Capital expenditure, or capex, is the amount of money a company spends to buy or upgrade fixed assets, such as buildings and equipment. A company uses these assets to generate profits and grow its business. A company reports the amount of its capital expenditures on its cash flow statement to show financial statement users how much money it is reinvesting in its business. An amount of capex that grows between accounting periods means the company is spending more money on fixed assets. You can determine the growth in capex using information from two cash flow statements.
Find a company’s most recent cash flow statement and its cash flow statement from its previous accounting period in its 10-Q quarterly reports or in its 10-K annual reports. You can get these reports from the investor relations page of the company’s website or from the U.S. Securities and Exchange Commission’s EDGAR online database.
Find in each cash flow statement the amount of capital expenditures, listed in the “Cash Flow from Investing Activities” section. A cash flow statement shows the amount of capital expenditures in parentheses to designate a cash outflow. For example, assume the company spent $150,000 in capital expenditures in its most recent period and that it spent $125,000 in capital expenditures in its previous accounting period.
Subtract the amount of capital expenditures in the previous period from the amount of capital expenditures in the most recent period to calculate the capex growth. In this example, subtract $125,000 from $150,000 to get $25,000 in capex growth.
Divide the amount of capex growth by the amount of capital expenditures in the previous period to determine the capex growth as a percentage.

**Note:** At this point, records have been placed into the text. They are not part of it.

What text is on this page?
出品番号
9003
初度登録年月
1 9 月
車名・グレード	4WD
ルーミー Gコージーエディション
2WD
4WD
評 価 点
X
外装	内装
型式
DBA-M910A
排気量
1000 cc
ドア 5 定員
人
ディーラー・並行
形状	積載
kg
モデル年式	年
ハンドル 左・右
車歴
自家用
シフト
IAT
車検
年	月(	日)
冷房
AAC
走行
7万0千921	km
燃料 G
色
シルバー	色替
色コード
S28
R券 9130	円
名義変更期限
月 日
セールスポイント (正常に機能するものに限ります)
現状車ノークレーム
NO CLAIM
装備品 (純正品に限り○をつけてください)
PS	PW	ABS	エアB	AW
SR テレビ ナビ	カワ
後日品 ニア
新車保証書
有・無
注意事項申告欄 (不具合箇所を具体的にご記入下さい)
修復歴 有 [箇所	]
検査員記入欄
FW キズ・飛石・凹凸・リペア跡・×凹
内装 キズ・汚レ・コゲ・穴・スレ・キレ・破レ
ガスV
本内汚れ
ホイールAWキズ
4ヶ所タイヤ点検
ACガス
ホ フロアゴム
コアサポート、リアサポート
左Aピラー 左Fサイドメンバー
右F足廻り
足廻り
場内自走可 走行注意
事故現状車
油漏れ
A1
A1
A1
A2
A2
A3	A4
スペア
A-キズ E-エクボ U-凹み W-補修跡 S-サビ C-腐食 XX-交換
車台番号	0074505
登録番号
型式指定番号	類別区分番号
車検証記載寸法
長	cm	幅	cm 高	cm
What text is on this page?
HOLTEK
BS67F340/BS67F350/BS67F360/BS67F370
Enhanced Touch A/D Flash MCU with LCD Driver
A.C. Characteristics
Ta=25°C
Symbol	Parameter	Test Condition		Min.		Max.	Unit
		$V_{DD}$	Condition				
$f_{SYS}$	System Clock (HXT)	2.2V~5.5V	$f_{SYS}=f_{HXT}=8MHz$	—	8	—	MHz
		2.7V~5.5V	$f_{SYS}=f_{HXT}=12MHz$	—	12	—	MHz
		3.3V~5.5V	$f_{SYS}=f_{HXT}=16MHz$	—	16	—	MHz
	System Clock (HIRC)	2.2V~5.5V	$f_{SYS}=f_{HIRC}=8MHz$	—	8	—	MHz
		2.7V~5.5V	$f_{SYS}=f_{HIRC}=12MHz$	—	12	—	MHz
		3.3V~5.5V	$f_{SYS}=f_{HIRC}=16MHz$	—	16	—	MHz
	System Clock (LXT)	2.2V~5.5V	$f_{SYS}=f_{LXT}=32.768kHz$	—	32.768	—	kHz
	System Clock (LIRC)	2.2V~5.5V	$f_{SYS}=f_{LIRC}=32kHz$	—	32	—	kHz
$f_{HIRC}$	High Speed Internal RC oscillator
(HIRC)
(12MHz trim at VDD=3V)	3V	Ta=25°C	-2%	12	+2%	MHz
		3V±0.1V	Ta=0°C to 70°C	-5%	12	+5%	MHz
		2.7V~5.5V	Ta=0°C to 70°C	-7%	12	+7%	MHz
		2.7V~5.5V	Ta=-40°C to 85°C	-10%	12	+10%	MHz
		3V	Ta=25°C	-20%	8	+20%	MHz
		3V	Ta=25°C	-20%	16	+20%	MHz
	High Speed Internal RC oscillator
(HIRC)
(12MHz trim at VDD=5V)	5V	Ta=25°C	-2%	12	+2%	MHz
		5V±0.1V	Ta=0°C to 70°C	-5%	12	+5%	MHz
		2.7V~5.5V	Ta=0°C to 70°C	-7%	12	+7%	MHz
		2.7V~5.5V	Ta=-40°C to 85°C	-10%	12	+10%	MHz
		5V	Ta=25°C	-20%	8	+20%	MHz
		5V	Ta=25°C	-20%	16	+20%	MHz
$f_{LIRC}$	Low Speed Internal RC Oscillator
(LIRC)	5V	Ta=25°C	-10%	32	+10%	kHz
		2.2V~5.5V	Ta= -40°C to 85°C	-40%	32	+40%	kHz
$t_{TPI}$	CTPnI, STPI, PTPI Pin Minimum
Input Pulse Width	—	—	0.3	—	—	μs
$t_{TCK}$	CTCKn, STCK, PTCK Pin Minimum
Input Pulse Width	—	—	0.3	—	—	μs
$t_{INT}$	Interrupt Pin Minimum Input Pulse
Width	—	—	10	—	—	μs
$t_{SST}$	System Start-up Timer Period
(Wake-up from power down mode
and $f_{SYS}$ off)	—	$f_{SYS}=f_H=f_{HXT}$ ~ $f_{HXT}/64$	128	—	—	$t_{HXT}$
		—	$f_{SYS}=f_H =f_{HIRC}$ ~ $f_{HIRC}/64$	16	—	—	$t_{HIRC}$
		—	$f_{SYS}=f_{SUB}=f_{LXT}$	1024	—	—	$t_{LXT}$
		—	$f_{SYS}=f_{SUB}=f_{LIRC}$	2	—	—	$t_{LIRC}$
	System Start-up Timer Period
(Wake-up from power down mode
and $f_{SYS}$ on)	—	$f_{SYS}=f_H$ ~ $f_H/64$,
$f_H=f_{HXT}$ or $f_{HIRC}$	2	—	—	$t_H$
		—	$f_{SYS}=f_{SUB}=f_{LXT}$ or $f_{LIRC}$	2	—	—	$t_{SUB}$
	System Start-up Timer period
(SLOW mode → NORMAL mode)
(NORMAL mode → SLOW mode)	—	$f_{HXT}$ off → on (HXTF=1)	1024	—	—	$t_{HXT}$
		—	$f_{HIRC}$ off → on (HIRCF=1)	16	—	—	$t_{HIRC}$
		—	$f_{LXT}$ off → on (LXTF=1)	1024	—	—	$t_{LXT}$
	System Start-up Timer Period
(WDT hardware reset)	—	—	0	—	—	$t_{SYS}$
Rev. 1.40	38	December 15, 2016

Continuing the example, divide $25,000 by $125,000 to get 0.2, or a 20 percent growth in capex. This means the company spent 20 percent more on fixed assets in the most recent period than in the previous period.
Monitor a company’s capex growth over different accounting periods and read its financial reports to determine how it is spending its money. A growing company will typically grow its capital expenditures over time, but growth in capital expenditures without an accompanying growth in its sales and profits may suggest the company is using its money inefficiently.